[RFC,4/7] zram: Introduce recompress sysfs knob

Message ID	20220905081552.2740917-8-senozhatsky@chromium.org (mailing list archive)
State	New
Headers	show Return-Path: <owner-linux-mm@kvack.org> From: Sergey Senozhatsky <senozhatsky@chromium.org> To: Minchan Kim <minchan@kernel.org>, Andrew Morton <akpm@linux-foundation.org> Cc: Nitin Gupta <ngupta@vflare.org>, linux-kernel@vger.kernel.org, linux-mm@kvack.org, Sergey Senozhatsky <senozhatsky@chromium.org> Subject: [PATCH RFC 4/7] zram: Introduce recompress sysfs knob Date: Mon, 5 Sep 2022 17:15:49 +0900 Message-Id: <20220905081552.2740917-8-senozhatsky@chromium.org> In-Reply-To: <20220905081552.2740917-1-senozhatsky@chromium.org> References: <20220905081552.2740917-1-senozhatsky@chromium.org> MIME-Version: 1.0 Content-Transfer-Encoding: 8bit Sender: owner-linux-mm@kvack.org Precedence: bulk
Series	zram: Support multiple compression streams \| expand [RFC,0/7] zram: Support multiple compression streams [1/3] documentation: Add recompression documentation [2/3] zram: Add recompression algorithm choice to Kconfig [3/3] zram: Add recompress flag to read_block_state() [RFC,4/7] zram: Introduce recompress sysfs knob [RFC,5/7] documentation: Add recompression documentation [RFC,6/7] zram: Add recompression algorithm choice to Kconfig [RFC,7/7] zram: Add recompress flag to read_block_state()

Sergey Senozhatsky Sept. 5, 2022, 8:15 a.m.

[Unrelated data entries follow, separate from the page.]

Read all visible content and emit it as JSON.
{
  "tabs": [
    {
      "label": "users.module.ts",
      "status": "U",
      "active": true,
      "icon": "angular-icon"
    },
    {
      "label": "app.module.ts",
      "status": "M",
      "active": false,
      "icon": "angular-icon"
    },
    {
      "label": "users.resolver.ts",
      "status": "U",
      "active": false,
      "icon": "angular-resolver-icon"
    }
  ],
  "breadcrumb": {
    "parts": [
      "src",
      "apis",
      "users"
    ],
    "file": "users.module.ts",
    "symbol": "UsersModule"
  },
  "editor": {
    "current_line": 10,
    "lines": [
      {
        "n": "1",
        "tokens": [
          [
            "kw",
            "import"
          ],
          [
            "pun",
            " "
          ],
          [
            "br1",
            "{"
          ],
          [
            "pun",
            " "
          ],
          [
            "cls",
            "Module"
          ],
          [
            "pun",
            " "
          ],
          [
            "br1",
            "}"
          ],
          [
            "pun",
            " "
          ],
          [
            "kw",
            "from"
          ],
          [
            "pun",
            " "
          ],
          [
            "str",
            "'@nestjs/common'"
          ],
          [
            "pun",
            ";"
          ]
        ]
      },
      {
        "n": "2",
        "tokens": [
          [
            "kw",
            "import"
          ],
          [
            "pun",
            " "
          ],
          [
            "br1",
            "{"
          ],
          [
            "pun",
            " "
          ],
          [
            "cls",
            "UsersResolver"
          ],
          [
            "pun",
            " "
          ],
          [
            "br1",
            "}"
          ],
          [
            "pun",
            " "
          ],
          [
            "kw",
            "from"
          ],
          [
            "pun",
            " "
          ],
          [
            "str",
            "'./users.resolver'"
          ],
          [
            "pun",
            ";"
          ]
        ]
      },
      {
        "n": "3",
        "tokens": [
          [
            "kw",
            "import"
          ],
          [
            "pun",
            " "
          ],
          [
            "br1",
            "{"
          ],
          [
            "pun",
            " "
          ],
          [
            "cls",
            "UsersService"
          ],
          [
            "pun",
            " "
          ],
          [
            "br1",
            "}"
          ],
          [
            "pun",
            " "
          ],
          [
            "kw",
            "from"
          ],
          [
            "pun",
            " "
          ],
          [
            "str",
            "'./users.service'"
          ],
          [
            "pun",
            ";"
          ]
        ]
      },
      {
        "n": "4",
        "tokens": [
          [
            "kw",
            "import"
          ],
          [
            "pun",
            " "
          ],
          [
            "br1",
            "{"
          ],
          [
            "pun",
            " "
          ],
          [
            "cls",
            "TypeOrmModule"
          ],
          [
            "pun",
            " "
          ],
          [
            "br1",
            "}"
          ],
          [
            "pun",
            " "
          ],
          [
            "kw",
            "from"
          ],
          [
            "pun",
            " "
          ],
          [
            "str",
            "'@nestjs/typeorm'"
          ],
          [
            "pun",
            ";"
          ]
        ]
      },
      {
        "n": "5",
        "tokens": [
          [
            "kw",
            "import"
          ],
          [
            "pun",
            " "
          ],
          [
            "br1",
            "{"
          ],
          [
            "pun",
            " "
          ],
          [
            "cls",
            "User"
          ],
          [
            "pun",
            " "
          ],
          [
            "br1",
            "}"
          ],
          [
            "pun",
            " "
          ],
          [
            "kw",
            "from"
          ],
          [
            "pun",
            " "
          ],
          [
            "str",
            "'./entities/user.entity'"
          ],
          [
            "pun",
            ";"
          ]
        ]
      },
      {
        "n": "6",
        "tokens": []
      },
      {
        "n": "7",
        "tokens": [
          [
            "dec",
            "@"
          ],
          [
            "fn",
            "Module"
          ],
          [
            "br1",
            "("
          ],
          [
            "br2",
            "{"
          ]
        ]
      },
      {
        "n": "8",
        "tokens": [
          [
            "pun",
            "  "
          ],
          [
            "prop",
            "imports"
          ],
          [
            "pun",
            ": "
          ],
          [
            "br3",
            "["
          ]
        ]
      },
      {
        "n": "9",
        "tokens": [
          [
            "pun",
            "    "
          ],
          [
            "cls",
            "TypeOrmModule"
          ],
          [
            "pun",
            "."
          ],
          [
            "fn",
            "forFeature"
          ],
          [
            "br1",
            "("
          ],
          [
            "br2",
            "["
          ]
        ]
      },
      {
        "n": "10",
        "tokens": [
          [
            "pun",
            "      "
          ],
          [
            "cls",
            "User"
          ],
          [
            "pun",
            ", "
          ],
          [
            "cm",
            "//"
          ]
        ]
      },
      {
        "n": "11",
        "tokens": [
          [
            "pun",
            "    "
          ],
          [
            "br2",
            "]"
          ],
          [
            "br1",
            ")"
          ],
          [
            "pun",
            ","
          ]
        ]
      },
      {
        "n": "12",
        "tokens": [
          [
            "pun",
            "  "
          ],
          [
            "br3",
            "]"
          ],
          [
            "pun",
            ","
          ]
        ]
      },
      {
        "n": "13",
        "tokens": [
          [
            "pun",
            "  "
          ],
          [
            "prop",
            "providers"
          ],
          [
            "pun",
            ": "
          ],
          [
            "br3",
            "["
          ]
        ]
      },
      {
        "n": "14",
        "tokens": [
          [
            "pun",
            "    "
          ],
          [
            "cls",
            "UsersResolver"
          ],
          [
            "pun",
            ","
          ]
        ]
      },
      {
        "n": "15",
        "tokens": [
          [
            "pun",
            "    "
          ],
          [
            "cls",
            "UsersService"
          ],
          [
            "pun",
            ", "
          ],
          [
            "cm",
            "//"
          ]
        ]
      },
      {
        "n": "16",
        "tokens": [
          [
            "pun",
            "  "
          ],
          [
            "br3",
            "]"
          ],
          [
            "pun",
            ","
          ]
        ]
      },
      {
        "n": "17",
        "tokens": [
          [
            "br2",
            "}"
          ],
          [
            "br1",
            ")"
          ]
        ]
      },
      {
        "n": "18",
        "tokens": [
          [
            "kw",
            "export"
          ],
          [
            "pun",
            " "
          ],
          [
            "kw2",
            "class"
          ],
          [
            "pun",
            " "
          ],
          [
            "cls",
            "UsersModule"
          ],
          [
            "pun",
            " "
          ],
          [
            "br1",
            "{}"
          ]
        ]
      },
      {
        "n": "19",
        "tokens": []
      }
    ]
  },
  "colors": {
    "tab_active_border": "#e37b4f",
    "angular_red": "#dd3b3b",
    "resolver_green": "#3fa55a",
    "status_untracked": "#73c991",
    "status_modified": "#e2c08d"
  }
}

UTC

Allow zram to recompress (using secondary compression streams)
pages. We support three modes:

1) IDLE pages recompression is activated by `idle` mode

	echo idle > /sys/block/zram0/recompress

2) Since there may be many idle pages user-space may pass a size
watermark value and we will recompress IDLE pages only of equal
or greater size:

	echo 888 > /sys/block/zram0/recompress

3) HUGE pages recompression is activated by `huge` mode

	echo huge > /sys/block/zram0/recompress

4) HUGE_IDLE pages recompression is activated by `huge_idle` mode

	echo huge_idle > /sys/block/zram0/recompress

Signed-off-by: Sergey Senozhatsky <senozhatsky@chromium.org>
---
 drivers/block/zram/Kconfig    |  11 ++
 drivers/block/zram/zram_drv.c | 191 +++++++++++++++++++++++++++++++++-
 drivers/block/zram/zram_drv.h |   1 +
 3 files changed, 200 insertions(+), 3 deletions(-)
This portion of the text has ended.